On the issue of delay, the Court held that a mere lapse of time is not a ground to reject an amendment application.

“The test is not the duration of delay but whether the relief sought by way of amendment is barred by limitation as on the date of the application,” said Justice Hegde.

The plaintiffs’ amendment was held to be within limitation under Articles 64 and 65 of the Limitation Act, 1963, which provide 12 years for recovery of possession.

“Proviso Is Not a Tool to Deny Reliefs Flowing from Subsequent Events”

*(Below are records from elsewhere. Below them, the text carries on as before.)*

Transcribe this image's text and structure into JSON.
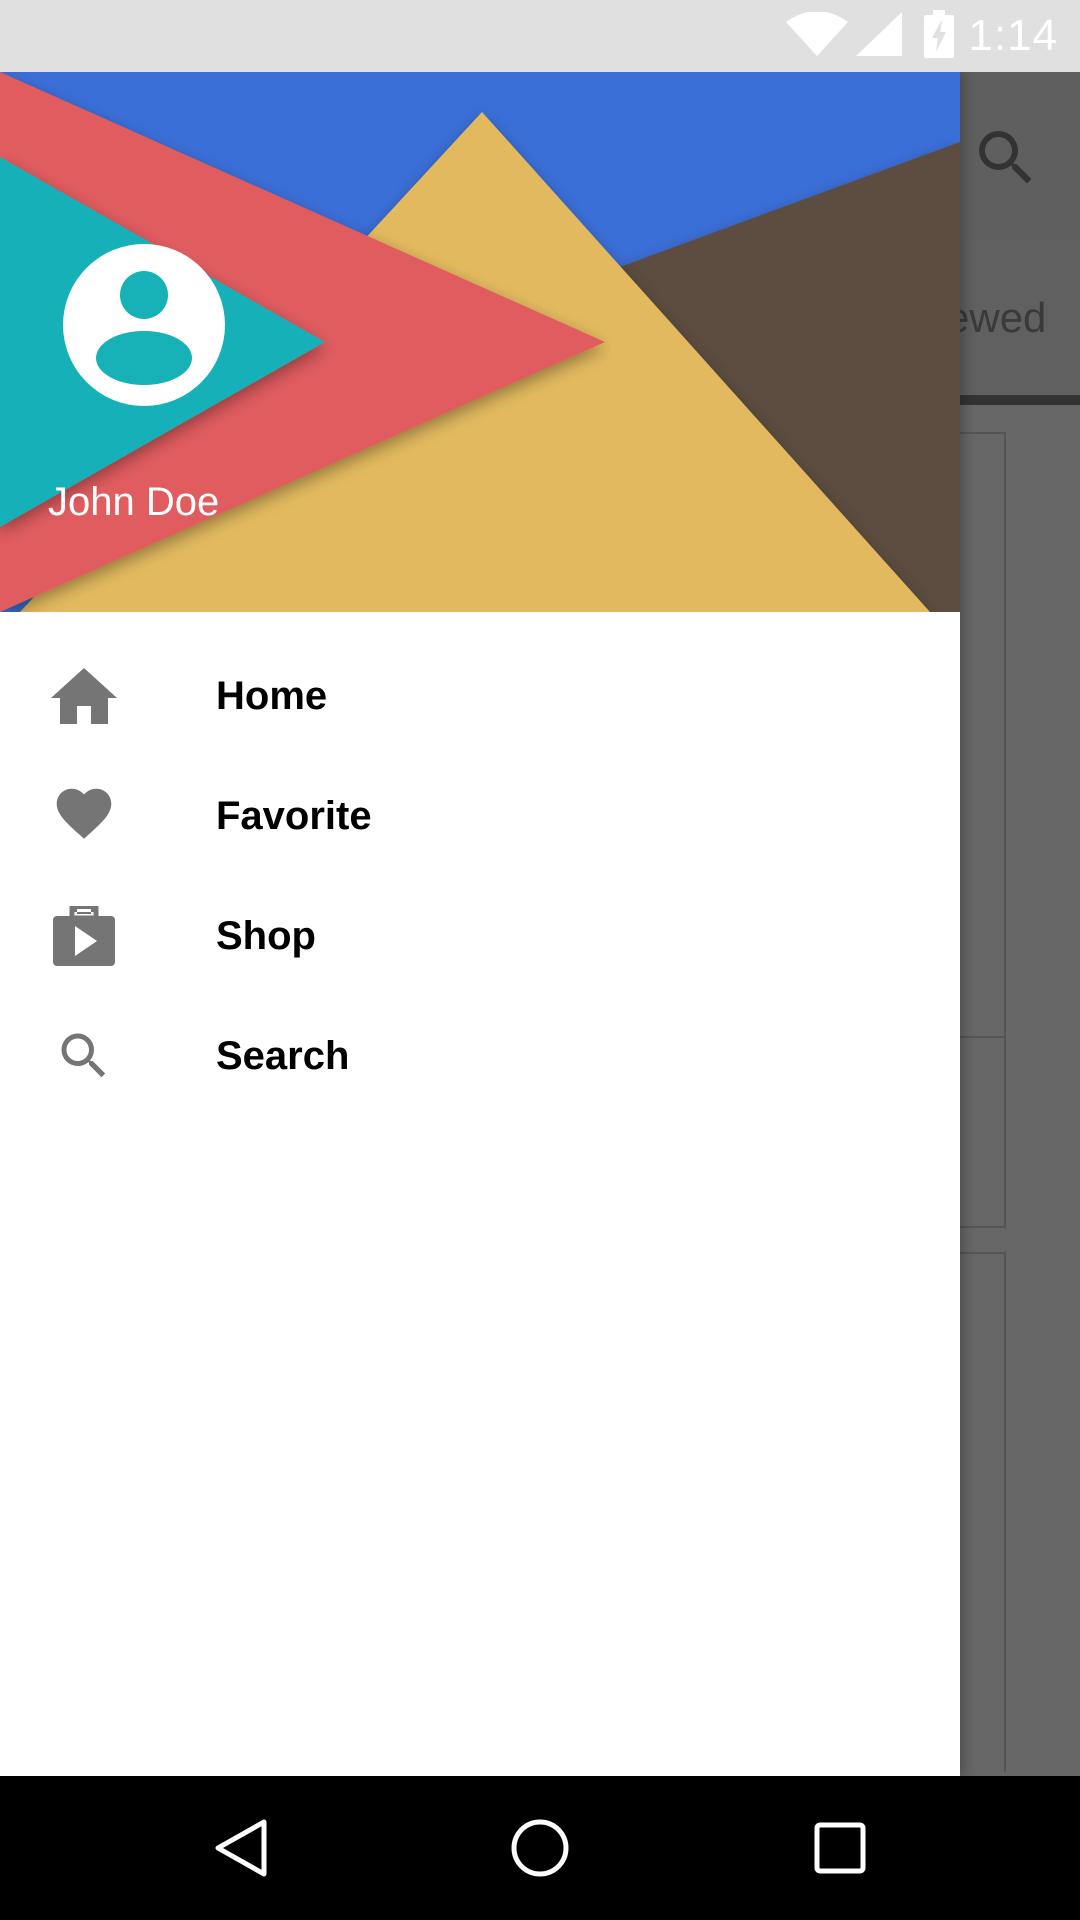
{
  "status_bar": {
    "time": "1:14",
    "icons": [
      "wifi-icon",
      "cell-signal-icon",
      "battery-charging-icon"
    ]
  },
  "app_behind": {
    "toolbar_icon": "search-icon",
    "tab_label_partial": "ewed"
  },
  "drawer": {
    "header": {
      "user_name": "John Doe",
      "avatar_icon": "account-circle-icon"
    },
    "items": [
      {
        "label": "Home",
        "icon": "home-icon"
      },
      {
        "label": "Favorite",
        "icon": "heart-icon"
      },
      {
        "label": "Shop",
        "icon": "shop-icon"
      },
      {
        "label": "Search",
        "icon": "search-icon"
      }
    ]
  },
  "nav_bar": {
    "buttons": [
      "back-icon",
      "home-circle-icon",
      "recents-icon"
    ]
  },
  "colors": {
    "header_blue": "#3b6fd8",
    "header_red": "#e05b5e",
    "header_teal": "#17b1b8",
    "header_yellow": "#e2b95f",
    "header_green": "#3f9c55",
    "header_brown": "#5c4d3f",
    "icon_gray": "#757575",
    "scrim": "#676767"
  }
}
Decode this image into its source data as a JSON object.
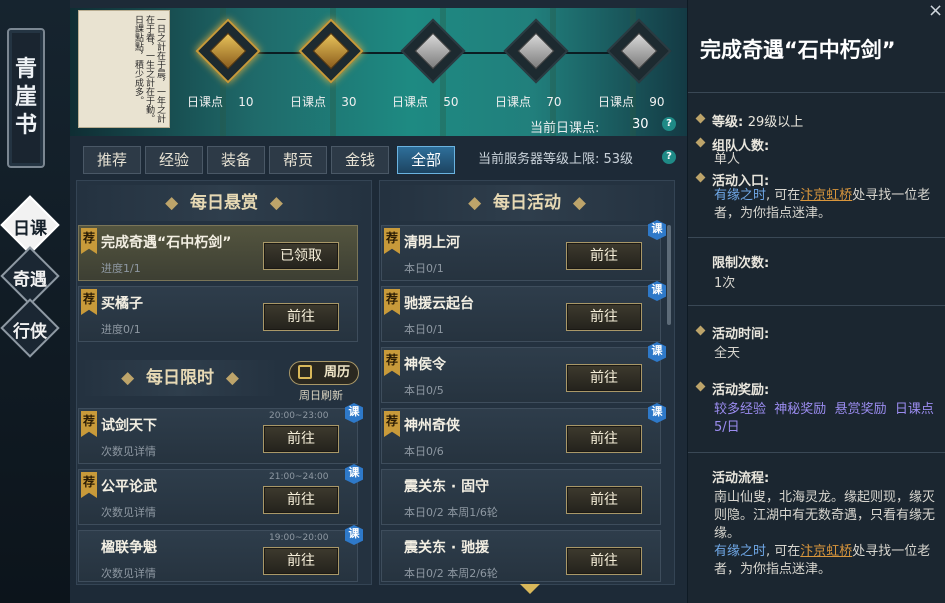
{
  "left_nav": {
    "book_title": [
      "青",
      "崖",
      "书"
    ],
    "items": [
      {
        "label": "日课",
        "active": true
      },
      {
        "label": "奇遇",
        "active": false
      },
      {
        "label": "行侠",
        "active": false
      }
    ]
  },
  "banner": {
    "scroll_text": "一日之計在于晨，一年之計在于春，一生之計在于勤。日課點點，積少成多。",
    "milestones": [
      {
        "label": "日课点",
        "value": "10",
        "state": "gold"
      },
      {
        "label": "日课点",
        "value": "30",
        "state": "gold"
      },
      {
        "label": "日课点",
        "value": "50",
        "state": "silver"
      },
      {
        "label": "日课点",
        "value": "70",
        "state": "silver"
      },
      {
        "label": "日课点",
        "value": "90",
        "state": "silver"
      }
    ],
    "current_label": "当前日课点:",
    "current_value": "30"
  },
  "tabs": [
    "推荐",
    "经验",
    "装备",
    "帮贡",
    "金钱",
    "全部"
  ],
  "active_tab": "全部",
  "server_level": "当前服务器等级上限: 53级",
  "left_col": {
    "daily_bounty_title": "每日悬赏",
    "daily_bounty": [
      {
        "name": "完成奇遇“石中朽剑”",
        "sub": "进度1/1",
        "btn": "已领取",
        "rec": "荐",
        "hl": true
      },
      {
        "name": "买橘子",
        "sub": "进度0/1",
        "btn": "前往",
        "rec": "荐",
        "hl": false
      }
    ],
    "daily_limited_title": "每日限时",
    "weekly_calendar": "周历",
    "weekly_refresh": "周日刷新",
    "daily_limited": [
      {
        "name": "试剑天下",
        "sub": "次数见详情",
        "time": "20:00~23:00",
        "btn": "前往",
        "rec": "荐",
        "ke": "课"
      },
      {
        "name": "公平论武",
        "sub": "次数见详情",
        "time": "21:00~24:00",
        "btn": "前往",
        "rec": "荐",
        "ke": "课"
      },
      {
        "name": "楹联争魁",
        "sub": "次数见详情",
        "time": "19:00~20:00",
        "btn": "前往",
        "rec": "",
        "ke": "课"
      }
    ]
  },
  "right_col": {
    "title": "每日活动",
    "items": [
      {
        "name": "清明上河",
        "sub": "本日0/1",
        "btn": "前往",
        "rec": "荐",
        "ke": "课"
      },
      {
        "name": "驰援云起台",
        "sub": "本日0/1",
        "btn": "前往",
        "rec": "荐",
        "ke": "课"
      },
      {
        "name": "神侯令",
        "sub": "本日0/5",
        "btn": "前往",
        "rec": "荐",
        "ke": "课"
      },
      {
        "name": "神州奇侠",
        "sub": "本日0/6",
        "btn": "前往",
        "rec": "荐",
        "ke": "课"
      },
      {
        "name": "震关东 · 固守",
        "sub": "本日0/2  本周1/6轮",
        "btn": "前往",
        "rec": "",
        "ke": ""
      },
      {
        "name": "震关东 · 驰援",
        "sub": "本日0/2  本周2/6轮",
        "btn": "前往",
        "rec": "",
        "ke": ""
      }
    ]
  },
  "detail": {
    "title": "完成奇遇“石中朽剑”",
    "level_key": "等级:",
    "level_val": "29级以上",
    "team_key": "组队人数:",
    "team_val": "单人",
    "entry_key": "活动入口:",
    "entry_a": "有缘之时",
    "entry_b": ", 可在",
    "entry_place": "汴京虹桥",
    "entry_c": "处寻找一位老者，为你指点迷津。",
    "limit_key": "限制次数:",
    "limit_val": "1次",
    "time_key": "活动时间:",
    "time_val": "全天",
    "reward_key": "活动奖励:",
    "rewards": [
      "较多经验",
      "神秘奖励",
      "悬赏奖励",
      "日课点5/日"
    ],
    "flow_key": "活动流程:",
    "flow_text": "南山仙叟，北海灵龙。缘起则现，缘灭则隐。江湖中有无数奇遇，只看有缘无缘。",
    "flow_a": "有缘之时",
    "flow_b": ", 可在",
    "flow_place": "汴京虹桥",
    "flow_c": "处寻找一位老者，为你指点迷津。",
    "close": "×"
  },
  "colors": {
    "accent_gold": "#c89a3a",
    "link_blue": "#6fa7e6",
    "link_orange": "#d9963c",
    "reward_purple": "#9b8cf0"
  }
}
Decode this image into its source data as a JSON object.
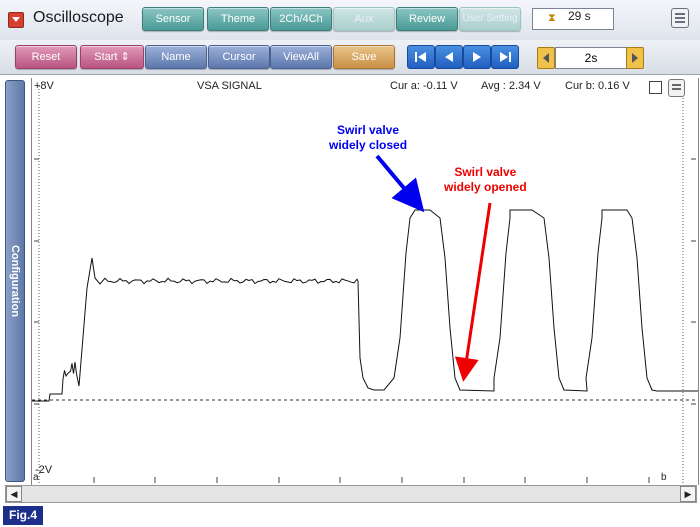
{
  "app": {
    "title": "Oscilloscope"
  },
  "top_buttons": {
    "sensor": "Sensor",
    "theme": "Theme",
    "channels": "2Ch/4Ch",
    "aux": "Aux",
    "review": "Review",
    "user_setting": "User Setting"
  },
  "timer": {
    "value": "29 s",
    "icon": "hourglass-icon"
  },
  "toolbar": {
    "reset": "Reset",
    "start": "Start",
    "name": "Name",
    "cursor": "Cursor",
    "viewall": "ViewAll",
    "save": "Save"
  },
  "zoom": {
    "value": "2s"
  },
  "side_tab": {
    "label": "Configuration"
  },
  "plot": {
    "y_top": "+8V",
    "y_bottom": "-2V",
    "signal_name": "VSA SIGNAL",
    "cursor_a": "Cur a: -0.11 V",
    "avg": "Avg : 2.34 V",
    "cursor_b": "Cur b: 0.16 V",
    "marker_a": "a",
    "marker_b": "b"
  },
  "annotations": {
    "closed_line1": "Swirl valve",
    "closed_line2": "widely closed",
    "opened_line1": "Swirl valve",
    "opened_line2": "widely opened",
    "closed_color": "#0000ee",
    "opened_color": "#ee0000"
  },
  "figure_label": "Fig.4"
}
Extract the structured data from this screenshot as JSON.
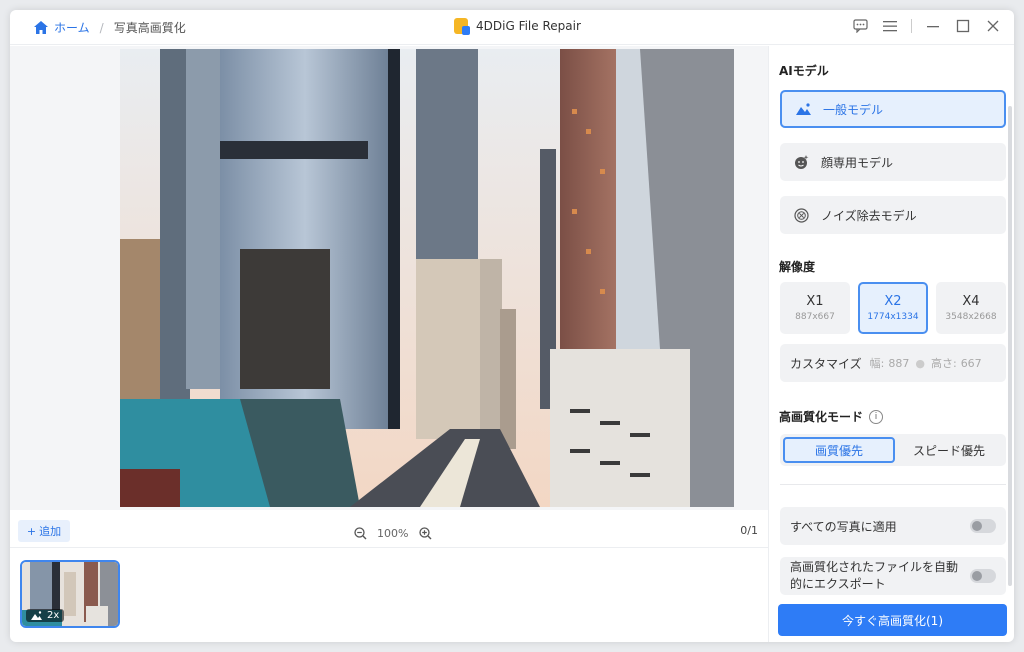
{
  "titlebar": {
    "home_label": "ホーム",
    "separator": "/",
    "current": "写真高画質化",
    "app_title": "4DDiG File Repair"
  },
  "canvas": {
    "add_label": "追加",
    "add_plus": "+",
    "zoom_level": "100%",
    "pager": "0/1"
  },
  "thumbnail": {
    "badge": "2x"
  },
  "panel": {
    "ai_model_title": "AIモデル",
    "models": [
      {
        "label": "一般モデル",
        "icon": "landscape-icon",
        "active": true
      },
      {
        "label": "顔専用モデル",
        "icon": "face-icon",
        "active": false
      },
      {
        "label": "ノイズ除去モデル",
        "icon": "noise-icon",
        "active": false
      }
    ],
    "resolution_title": "解像度",
    "resolutions": [
      {
        "label": "X1",
        "size": "887x667",
        "active": false
      },
      {
        "label": "X2",
        "size": "1774x1334",
        "active": true
      },
      {
        "label": "X4",
        "size": "3548x2668",
        "active": false
      }
    ],
    "custom_label": "カスタマイズ",
    "width_label": "幅:",
    "width_value": "887",
    "height_label": "高さ:",
    "height_value": "667",
    "mode_title": "高画質化モード",
    "info_glyph": "i",
    "modes": [
      {
        "label": "画質優先",
        "active": true
      },
      {
        "label": "スピード優先",
        "active": false
      }
    ],
    "apply_all": "すべての写真に適用",
    "auto_export": "高画質化されたファイルを自動的にエクスポート",
    "enhance_button": "今すぐ高画質化(1)"
  },
  "colors": {
    "accent": "#2e7cf6",
    "active_bg": "#e6f0fd"
  }
}
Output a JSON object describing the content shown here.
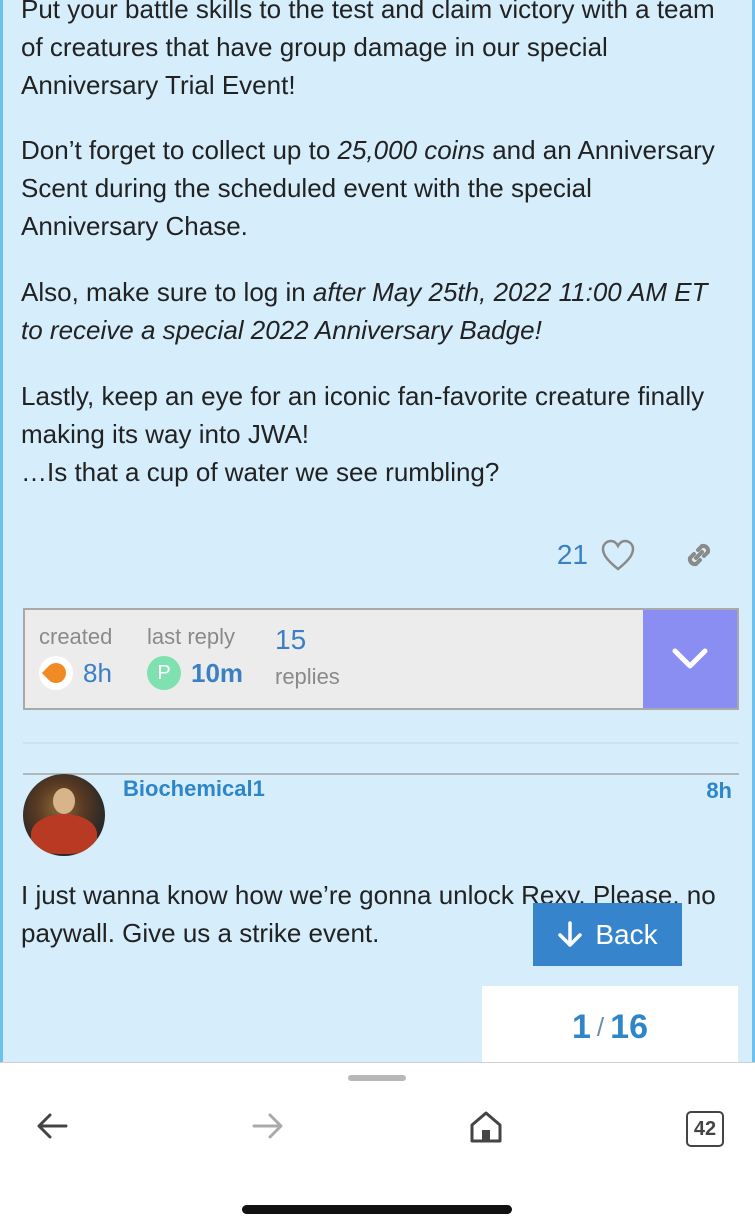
{
  "post": {
    "p1": "Put your battle skills to the test and claim victory with a team of creatures that have group damage in our special Anniversary Trial Event!",
    "p2_a": "Don’t forget to collect up to ",
    "p2_italic": "25,000 coins",
    "p2_b": " and an Anniversary Scent during the scheduled event with the special Anniversary Chase.",
    "p3_a": "Also, make sure to log in ",
    "p3_italic": "after May 25th, 2022 11:00 AM ET to receive a special 2022 Anniversary Badge!",
    "p4_line1": "Lastly, keep an eye for an iconic fan-favorite creature finally making its way into JWA!",
    "p4_line2": "…Is that a cup of water we see rumbling?",
    "like_count": "21"
  },
  "topic_map": {
    "created_label": "created",
    "created_value": "8h",
    "last_reply_label": "last reply",
    "last_reply_avatar_letter": "P",
    "last_reply_value": "10m",
    "replies_count": "15",
    "replies_label": "replies"
  },
  "reply": {
    "username": "Biochemical1",
    "age": "8h",
    "body": "I just wanna know how we’re gonna unlock Rexy. Please, no paywall. Give us a strike event."
  },
  "controls": {
    "back_label": "Back",
    "progress_current": "1",
    "progress_separator": "/",
    "progress_total": "16"
  },
  "browser": {
    "tab_count": "42"
  },
  "colors": {
    "page_bg": "#d6eefc",
    "accent_blue": "#2e86c8",
    "expand_purple": "#8a8df2",
    "back_button": "#3685cc"
  }
}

The Court laid out broad illustrative categories where amendments can be allowed post-trial, even without satisfying the due diligence test. These include cases where:

  • Facts occurred after the suit was filed (subsequent events);

  • Additional or alternate reliefs arise from existing facts;

  • Amendments avoid multiplicity of litigation.

In particular, the Court noted: “The main object of the rule remains to decide real questions in controversy and to avoid multiplicity of litigation. Procedural law must serve the cause of justice.”

“Change in Relief from Injunction to Possession Is Not Change in Nature of Suit”

Rejecting the defendants’ objection that the amendment altered the nature of the suit, the Court held:

“A change in the nature of the relief does not equate to a change in the nature of the suit.”

The fundamental claim that plaintiffs are the owners, and that defendants have no valid title, remained unchanged. The additional prayer for possession, based on an event occurring during the suit, was held to be permissible.

“In Exceptional Situations, Courts May Invoke Section 151 CPC to Allow Amendments”

The Court also invoked the inherent powers of civil courts under Section 151 CPC, stating that procedural law must not defeat substantive justice.

“Even where due diligence is not established, the Court may resort to inherent powers to permit amendment in the interest of justice.”

“Trial Courts Must Not Treat Proviso As an Absolute Bar to All Amendments After Trial Commences”

In a significant observation, the Court cautioned against the trend of trial courts dismissing amendment applications purely due to delay or commencement of trial:

“Such mechanical dismissals are not desirable… procedural flexibility must yield to substantive justice.”

The Court allowed the amendment subject to ₹7,000/- in costs, and directed that the defendants be permitted to file an additional written statement.